You can’t have a partnership without a relationship and you can’t have a relationship without a conversation. Why bother having a community engagement officer if you are not going to actually engage with community in a meaningful way and actually put into action what you have heard.
“We consulted community” are the three most overused words in the vocabulary of councils. Give them their due, sometimes they actually consult. Problem is they usually go away and do what they were going to anyway.
I would suggest also that the mayor needs to be popularly rather than politically elected.
Frank Pearce, Bega
Probus petition
Our Probus Club members were quite perturbed by the cessation of the funeral notices at 6.57 each morning on our local ABC radio as it was a valuable community announcement which many relied on to find out about the death and funeral of friends and relatives.

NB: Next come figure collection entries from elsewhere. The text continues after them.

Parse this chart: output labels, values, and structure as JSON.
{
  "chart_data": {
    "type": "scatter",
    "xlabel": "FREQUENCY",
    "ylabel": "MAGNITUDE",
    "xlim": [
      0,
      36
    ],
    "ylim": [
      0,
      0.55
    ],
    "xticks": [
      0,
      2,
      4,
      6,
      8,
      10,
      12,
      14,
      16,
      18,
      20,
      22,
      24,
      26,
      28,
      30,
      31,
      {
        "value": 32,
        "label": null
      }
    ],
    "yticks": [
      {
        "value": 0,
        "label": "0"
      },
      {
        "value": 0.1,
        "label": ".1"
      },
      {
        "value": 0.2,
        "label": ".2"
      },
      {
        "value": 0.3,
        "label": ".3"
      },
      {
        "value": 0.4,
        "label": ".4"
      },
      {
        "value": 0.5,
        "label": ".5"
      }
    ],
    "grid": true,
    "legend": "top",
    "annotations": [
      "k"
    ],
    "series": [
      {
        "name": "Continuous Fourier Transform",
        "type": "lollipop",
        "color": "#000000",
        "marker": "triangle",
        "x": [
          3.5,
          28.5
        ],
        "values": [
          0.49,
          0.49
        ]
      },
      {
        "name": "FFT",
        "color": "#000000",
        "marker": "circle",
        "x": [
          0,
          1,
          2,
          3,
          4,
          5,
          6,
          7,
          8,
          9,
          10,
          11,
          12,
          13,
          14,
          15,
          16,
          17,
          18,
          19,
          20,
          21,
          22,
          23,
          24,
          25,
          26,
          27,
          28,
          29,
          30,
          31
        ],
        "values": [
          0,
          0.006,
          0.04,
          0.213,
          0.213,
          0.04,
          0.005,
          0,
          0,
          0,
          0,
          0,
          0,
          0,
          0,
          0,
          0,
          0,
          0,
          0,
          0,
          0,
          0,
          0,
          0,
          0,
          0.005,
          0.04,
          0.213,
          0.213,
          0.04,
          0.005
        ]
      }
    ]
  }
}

Attached you will find a copy of the petition we set up and signed at one meeting (Editor’s note: The petition sent to me has 30 signatures).
We are hoping that you may be able to influence the ABC to reintroduce this three-minute community announcement each morning.
Barbara Anne Crowe, Pambula Beach Probus Club president
Own up to mistake
Reading letters to the editor, still after months of “no reply” from the manager of the ABC in Bega, what will it take for the ABC to realise it got it wrong?
It seems as a government department it just bunkers down and waits for the heat to dissipate. Well trust me ABC, this will not go away. You got it wrong.
You will gain more respect from the community by admitting you got it wrong and now reinstate the two minutes at 6.58am for local funeral announcements.
We all make mistakes in life, me included, so c’mon and fix it.